Sembilan bulan aku bermukim
di rahim mami. Ya, ya, aku tahu itu hal lumrah yang dilalui manusia dalam
proses penciptaannya. Apa sih yang membuat mami begitu spesial? Kulit putihnya?
Mata sayunya? Suara merdunya? Atau karena beliau pernah nge-MC pelantikan hakim
tipikor se-Indonesia? Tidak!!
Best Female Actor
Dunia adalah panggung
sandiwara. Adagium yang tak asing lagi di telinga. Namun tak semua sepakat
memaknainya. Dan kira-kira dapat ku jelaskan seperti ini: “Kita yang bertemu
hari ini adalah jodoh. Tuhan telah mengatur semuanya. Aku terlahir dari rahim
Bu Deflina, Bu Deflina adalah anaknya Nek Celly, Nek Celly dikaruniai 11 cucu.
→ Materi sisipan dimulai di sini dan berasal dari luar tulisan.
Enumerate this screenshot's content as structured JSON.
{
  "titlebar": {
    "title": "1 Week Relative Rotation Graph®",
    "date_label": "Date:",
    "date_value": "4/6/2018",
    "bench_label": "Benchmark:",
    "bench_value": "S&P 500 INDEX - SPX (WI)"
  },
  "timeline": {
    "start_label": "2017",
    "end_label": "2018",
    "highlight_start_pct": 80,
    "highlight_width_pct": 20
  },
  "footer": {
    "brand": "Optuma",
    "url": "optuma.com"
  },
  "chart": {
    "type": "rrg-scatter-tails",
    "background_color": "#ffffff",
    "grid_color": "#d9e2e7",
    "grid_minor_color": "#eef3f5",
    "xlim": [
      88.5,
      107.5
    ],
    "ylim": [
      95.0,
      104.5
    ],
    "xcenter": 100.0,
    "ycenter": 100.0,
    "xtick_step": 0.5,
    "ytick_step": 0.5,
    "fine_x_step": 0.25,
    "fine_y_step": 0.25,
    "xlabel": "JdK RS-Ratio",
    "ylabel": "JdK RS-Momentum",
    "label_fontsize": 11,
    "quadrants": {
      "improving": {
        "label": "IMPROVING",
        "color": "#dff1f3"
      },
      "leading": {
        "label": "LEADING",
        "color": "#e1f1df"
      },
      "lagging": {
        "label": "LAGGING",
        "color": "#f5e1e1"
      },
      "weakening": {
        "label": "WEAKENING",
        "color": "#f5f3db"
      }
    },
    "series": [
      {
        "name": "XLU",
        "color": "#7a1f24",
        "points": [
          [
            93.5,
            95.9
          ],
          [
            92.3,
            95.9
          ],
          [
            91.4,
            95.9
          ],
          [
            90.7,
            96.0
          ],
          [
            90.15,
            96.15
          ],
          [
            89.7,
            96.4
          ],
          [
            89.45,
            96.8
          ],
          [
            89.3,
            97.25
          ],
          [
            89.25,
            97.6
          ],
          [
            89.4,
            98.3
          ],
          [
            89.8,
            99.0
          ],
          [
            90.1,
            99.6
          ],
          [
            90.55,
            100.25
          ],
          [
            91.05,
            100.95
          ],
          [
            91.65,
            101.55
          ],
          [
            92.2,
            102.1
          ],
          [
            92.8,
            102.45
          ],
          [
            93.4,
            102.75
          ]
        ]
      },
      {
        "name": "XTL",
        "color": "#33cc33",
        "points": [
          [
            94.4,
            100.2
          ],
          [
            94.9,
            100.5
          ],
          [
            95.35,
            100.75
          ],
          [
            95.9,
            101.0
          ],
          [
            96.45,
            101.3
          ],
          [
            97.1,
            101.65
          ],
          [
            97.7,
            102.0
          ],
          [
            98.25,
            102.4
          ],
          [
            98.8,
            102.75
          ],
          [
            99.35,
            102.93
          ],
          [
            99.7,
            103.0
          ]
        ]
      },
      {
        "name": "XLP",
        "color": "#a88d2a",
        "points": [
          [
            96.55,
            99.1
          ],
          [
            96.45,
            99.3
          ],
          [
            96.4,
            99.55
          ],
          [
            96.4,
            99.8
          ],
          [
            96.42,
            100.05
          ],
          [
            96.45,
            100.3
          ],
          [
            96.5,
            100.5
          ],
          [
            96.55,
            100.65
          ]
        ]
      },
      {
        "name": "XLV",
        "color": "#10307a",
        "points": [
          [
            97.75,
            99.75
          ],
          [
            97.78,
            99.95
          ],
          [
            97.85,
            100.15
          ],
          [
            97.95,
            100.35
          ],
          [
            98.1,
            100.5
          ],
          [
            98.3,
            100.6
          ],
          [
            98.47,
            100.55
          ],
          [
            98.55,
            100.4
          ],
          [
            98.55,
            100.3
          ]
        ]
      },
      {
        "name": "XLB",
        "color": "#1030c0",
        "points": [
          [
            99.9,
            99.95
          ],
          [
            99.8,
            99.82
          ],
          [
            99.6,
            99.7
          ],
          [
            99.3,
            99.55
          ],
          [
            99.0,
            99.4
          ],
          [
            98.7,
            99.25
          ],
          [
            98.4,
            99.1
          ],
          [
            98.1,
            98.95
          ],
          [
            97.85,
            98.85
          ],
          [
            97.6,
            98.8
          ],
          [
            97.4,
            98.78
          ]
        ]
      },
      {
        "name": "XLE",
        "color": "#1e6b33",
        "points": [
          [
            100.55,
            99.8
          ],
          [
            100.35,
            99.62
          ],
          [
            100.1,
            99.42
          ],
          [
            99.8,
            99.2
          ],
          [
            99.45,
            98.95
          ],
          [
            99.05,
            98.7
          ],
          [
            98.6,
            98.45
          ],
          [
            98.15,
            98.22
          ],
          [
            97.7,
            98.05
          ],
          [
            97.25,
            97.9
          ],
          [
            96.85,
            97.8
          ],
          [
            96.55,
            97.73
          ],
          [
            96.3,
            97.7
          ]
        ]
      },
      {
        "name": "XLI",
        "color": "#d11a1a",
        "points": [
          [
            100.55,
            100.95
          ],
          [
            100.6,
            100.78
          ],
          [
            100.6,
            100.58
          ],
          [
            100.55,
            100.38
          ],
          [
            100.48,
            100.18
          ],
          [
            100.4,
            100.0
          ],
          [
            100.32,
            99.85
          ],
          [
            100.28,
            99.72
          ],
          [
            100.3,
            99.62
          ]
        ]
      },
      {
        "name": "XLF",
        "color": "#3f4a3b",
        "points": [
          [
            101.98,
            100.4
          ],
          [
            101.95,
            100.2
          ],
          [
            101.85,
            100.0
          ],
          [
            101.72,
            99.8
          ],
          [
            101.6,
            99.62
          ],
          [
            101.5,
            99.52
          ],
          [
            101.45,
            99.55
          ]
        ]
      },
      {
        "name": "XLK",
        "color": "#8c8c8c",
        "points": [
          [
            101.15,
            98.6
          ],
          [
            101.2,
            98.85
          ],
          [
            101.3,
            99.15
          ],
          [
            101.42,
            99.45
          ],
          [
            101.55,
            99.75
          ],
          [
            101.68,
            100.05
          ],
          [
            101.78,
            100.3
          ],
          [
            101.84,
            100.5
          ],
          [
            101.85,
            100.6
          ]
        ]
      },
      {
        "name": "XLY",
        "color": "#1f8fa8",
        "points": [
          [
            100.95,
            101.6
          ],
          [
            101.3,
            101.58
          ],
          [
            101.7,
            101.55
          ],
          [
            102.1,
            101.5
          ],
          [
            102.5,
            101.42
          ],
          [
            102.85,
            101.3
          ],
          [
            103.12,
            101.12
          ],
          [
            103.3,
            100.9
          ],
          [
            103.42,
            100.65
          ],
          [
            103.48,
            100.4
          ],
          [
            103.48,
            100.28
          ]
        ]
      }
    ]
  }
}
Sebuah keluarga artinya kumpulan orang-orang yang ditakdirkan untuk bersama. Tuhan
yang menentukan peran dan kita yang membuat skenarionya. Di akhirat nanti, usia
kita sama (wallahualam). Tak ada kakak,
adik, ibu, ayah, apalagi nenek!” ^_^
Kembali ke laptop, eeh
mami. Baik sebagai sebagai seorang istri maupun ibu adalah dua peran yang
sangat krusial. Peran pertama untuk membesarkan pria. Dibalik pria sukses ada
wanita hebat. Peran kedua untuk mendidik anak-anaknya. Bahasa ibu adalah bahasa
pertama yang dimengerti anak-anaknya.
Setegar
Batu Karang
Ombak besar kerap ‘menampar’
batu karang. Namun batu karang senantiasa kokoh. Pernah suatu hari sang papi
nan tengah bertugas di Padang Sidempuan Sumatra Utara, tiba-tiba terpilih
sebagai salah 1 dari 9 hakim yang akan ditugaskan selama 3 bulan di Aceh. Tahun
2003, untuk apa? Mengadili kasus Gerakan Aceh Merdeka (GAM)! Detik-detik
menjeang keberangkatan papi ke Aceh, kulihat mami memeluk erat pria berkacamata
itu TANPA AIR MATA. Setiap hari papi menghubungi kami lewat telepon genggam
Nokia 3310 itu. Papi bercerita bahwa setiap hari terdengar bunyi bom. Awalnya
setiap letusan bom memekik, papi selalu pingsan. Lama kelamaan menjadi
terbiasa. Mami di sini menjaga aku yang masih SMP, adikku Vivi yang masih SD,
dan adikku Fenny yang masih berusia 3 tahun. Tak pernah kulihat mami dengan
wajah dirundung duka. Meski kecamuk itu kian melanglangbuana, senyuman lebar
tetap mempesona. Apa jadi kalau kediaman papi digelinding salah satu benda
penghancur itu?
Ah, Cuma satu kisah,
tak ada yang spesial untuk menjadi wanita terbaik. Tunggu dulu! Tahun 2006,
hampir 3 tahun kami jejaki wilayah Lampung. Saat seorang terdakwa mengancam
akan melempari rumah kami dengan truk penuh batu, kulihat mami berusaha
menghibur kami anak-anaknya. Padahal malam itu lampu sengaja kami matikan agar
terlihat tak ada kehidupan di rumah dinas ini. Lagi, TAK ADA AIR MATA.
Kita masuk ke bagian
yang paling pelik kawan. Sebuah daerah di Sulawesi Selatan yang masih kental
dengan mistisnya. Papi merasakan sakit yang teramat sangat. Berulang kali
berobat ke dokter ternama sekalipun, jawaban mereka sama “Bapak tidak sakit.”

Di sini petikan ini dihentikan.